Every St Lucian knows when you can’t find a particular fresh food item in the supermarket; you’re bound to find it at the Castries Market! Not only is it the ideal place to find quite an assortment of fruits and veggies, you can find peculiar trinkets and other unusual goodies at the centralized location in Castries.
Vendors come from far and wide, with their fresh produce to sell every morning, and despite the rigors of the job most always have a moment to spare to engage you in pleasant conversation—if you have the time. More often than not, you’ll wind up leaving the Castries market with newfound information, and a smile of satisfaction as you very likely will be leaving with the goods you came for in the first place, at the best possible price on the island!
St Lucia’s Castries Market was recently recognized in a listing of the Top Ten Food Markets in the World. The National Geographic’s listing for “Food Journeys of a Lifetime” recognizes “scruffy and chaotic or orderly and refined, the world’s street markets that offer fresh, local—often cheap—seasonal produce, alongside a slice of local life.” St Lawrence, Toronto, Canada came first in that respect, Union Square Greenmarket, New York City second, followed by St Lucia’s very own Castries Market. Ver-o-Peso, Belém, Brazil and Mercado Central, Santiago, Chile are fourth and fifth, respectively.
Truth be told, tourist reviews on the Castries Market are mixed. There are those who really love it, and those who would for one reason or the other advise against visiting. On the upside visitors report the Castries market is a great place to “enjoy yourself, learn some new things, get recipes, discover beauty/health secrets, share a laugh, admire skills and craft work, eat something healthful and score a cocoa stick. Do it again!”
One visitor wrote in an online review: “I did manage to purchase a cocoa stick, which I use to make delicious cocoa tea! I had a delightful visit to this market. I would plan to spend more time in the future when I go again. I found the sellers very generous with their time and information (low season visit). I do caution, that if a seller comes up to you and asks you to hold something, politely refuse. Once you hold their product, they will try to get you to buy it and steal your time with unwanted commentary!”
Quite a number of visitors concurred some of the not so pleasant experiences were not uncommon in other islands they’d visited, like the typical offers to purchase marijuana and other goods “on the hustle.”
While locals may be able to see the similarities, tourists often describe the Castries Market as a world apart from popular vacation stops in St Lucia like Soufriere and Marigot Bay. On the downside, other visitors report their time there as “the scariest two hours of my life.”
“Two other couples we ran into at other attractions said they felt the same way,” another visitor wrote on trip advisor. “One of the couples said they got out of the cab, walked five feet in, and turned around to catch another cab back to their hotel. I wish we had done the same.
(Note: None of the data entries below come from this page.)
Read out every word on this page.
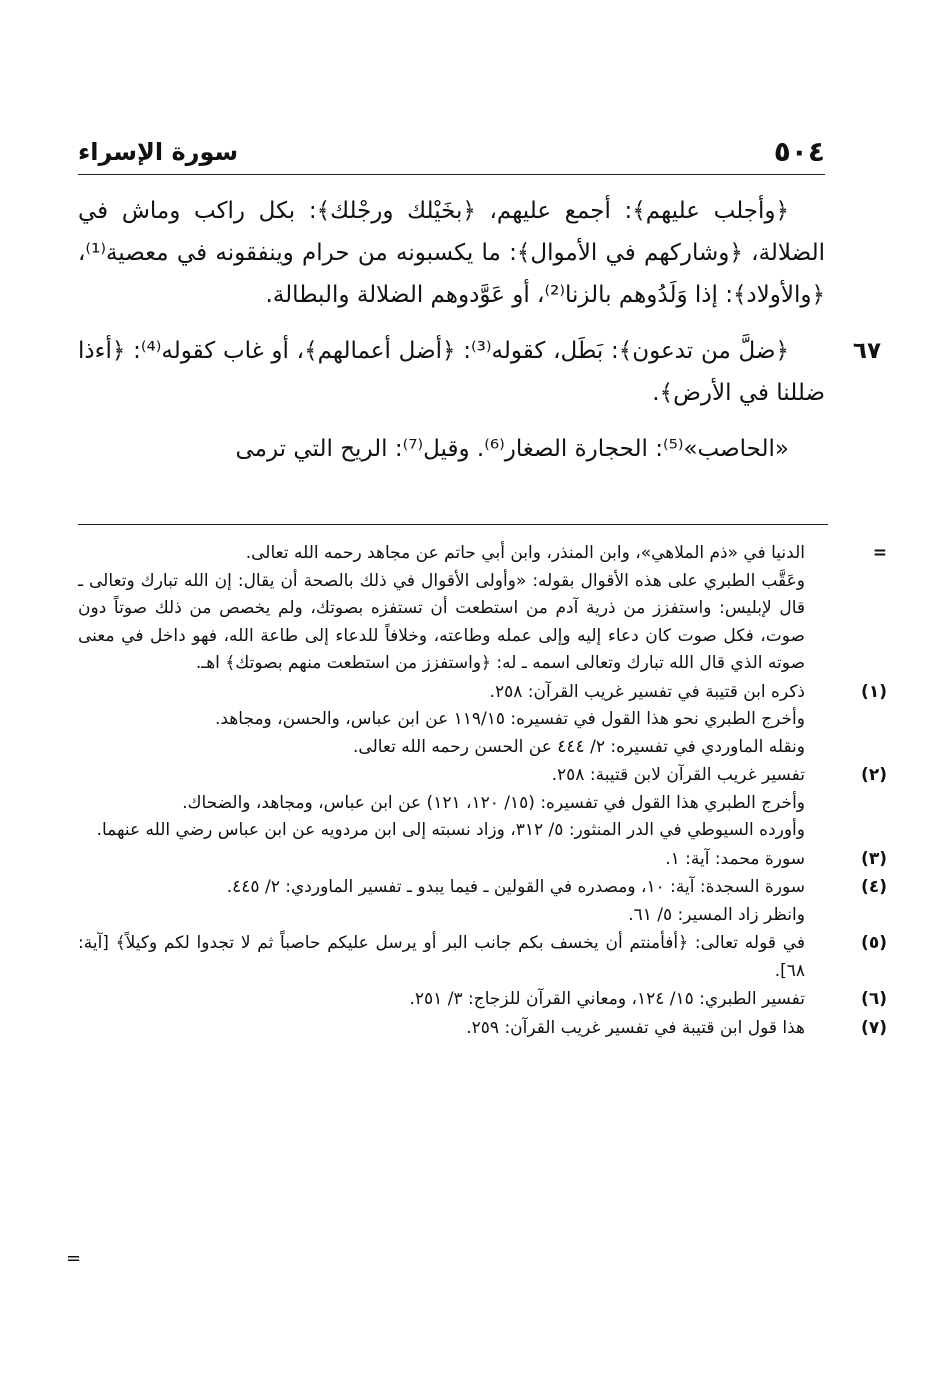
٥٠٤
سورة الإسراء

﴿وأجلب عليهم﴾: أجمع عليهم، ﴿بخَيْلك ورجْلك﴾: بكل راكب وماش في الضلالة، ﴿وشاركهم في الأموال﴾: ما يكسبونه من حرام وينفقونه في معصية⁽¹⁾، ﴿والأولاد﴾: إذا وَلَدُوهم بالزنا⁽²⁾، أو عَوَّدوهم الضلالة والبطالة.

٦٧
﴿ضلَّ من تدعون﴾: بَطَل، كقوله⁽³⁾: ﴿أضل أعمالهم﴾، أو غاب كقوله⁽⁴⁾: ﴿أءذا ضللنا في الأرض﴾.

«الحاصب»⁽⁵⁾: الحجارة الصغار⁽⁶⁾. وقيل⁽⁷⁾: الريح التي ترمى

=
الدنيا في «ذم الملاهي»، وابن المنذر، وابن أبي حاتم عن مجاهد رحمه الله تعالى.
وعَقَّب الطبري على هذه الأقوال بقوله: «وأولى الأقوال في ذلك بالصحة أن يقال: إن الله تبارك وتعالى ـ قال لإبليس: واستفزز من ذرية آدم من استطعت أن تستفزه بصوتك، ولم يخصص من ذلك صوتاً دون صوت، فكل صوت كان دعاء إليه وإلى عمله وطاعته، وخلافاً للدعاء إلى طاعة الله، فهو داخل في معنى صوته الذي قال الله تبارك وتعالى اسمه ـ له: ﴿واستفزز من استطعت منهم بصوتك﴾ اهـ.
(١)
ذكره ابن قتيبة في تفسير غريب القرآن: ٢٥٨.
وأخرج الطبري نحو هذا القول في تفسيره: ١١٩/١٥ عن ابن عباس، والحسن، ومجاهد.
ونقله الماوردي في تفسيره: ٢/ ٤٤٤ عن الحسن رحمه الله تعالى.
(٢)
تفسير غريب القرآن لابن قتيبة: ٢٥٨.
وأخرج الطبري هذا القول في تفسيره: (١٥/ ١٢٠، ١٢١) عن ابن عباس، ومجاهد، والضحاك.
وأورده السيوطي في الدر المنثور: ٥/ ٣١٢، وزاد نسبته إلى ابن مردويه عن ابن عباس رضي الله عنهما.
(٣)
سورة محمد: آية: ١.
(٤)
سورة السجدة: آية: ١٠، ومصدره في القولين ـ فيما يبدو ـ تفسير الماوردي: ٢/ ٤٤٥.
وانظر زاد المسير: ٥/ ٦١.
(٥)
في قوله تعالى: ﴿أفأمنتم أن يخسف بكم جانب البر أو يرسل عليكم حاصباً ثم لا تجدوا لكم وكيلاً﴾ [آية: ٦٨].
(٦)
تفسير الطبري: ١٥/ ١٢٤، ومعاني القرآن للزجاج: ٣/ ٢٥١.
(٧)
هذا قول ابن قتيبة في تفسير غريب القرآن: ٢٥٩.
=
On several occasions we were approached by seedy looking characters asking for us to buy a seashell, or hat made of grass, or a popcorn kernel (yes, a kernel that came with the “palm reading”). When we came up with the line of “I already bought one” for anyone who approached us, one guy had the audacity to ask if we could just give him money anyway. We said we didn’t have any change, and he insisted that a $5 would be okay with him. I was both scared and outraged.”
The Castries Market is quite a popular lunch and breakfast spot, and from the early hours food of all varieties is available from various food spots. The Market has become quite the after party breakfast spot, particularly as it’s the only place that’s usually open serving “hot off the grill grub” after attending an event that runs into the wee hours of the morning!
A visit to the Castries Market is one that you surely will never forget, and as one visitor put it: “Going to the Castries Market was the best decision of our cruise!”
Locals may not have the same affinity for the Castries Market and many were shocked by the recognition from National Geographic. After all the Market, surrounded by the CDC buildings has been largely known for all the wrong things.
Or is it that we are taking the culture (charm?) of the Castries Market for granted?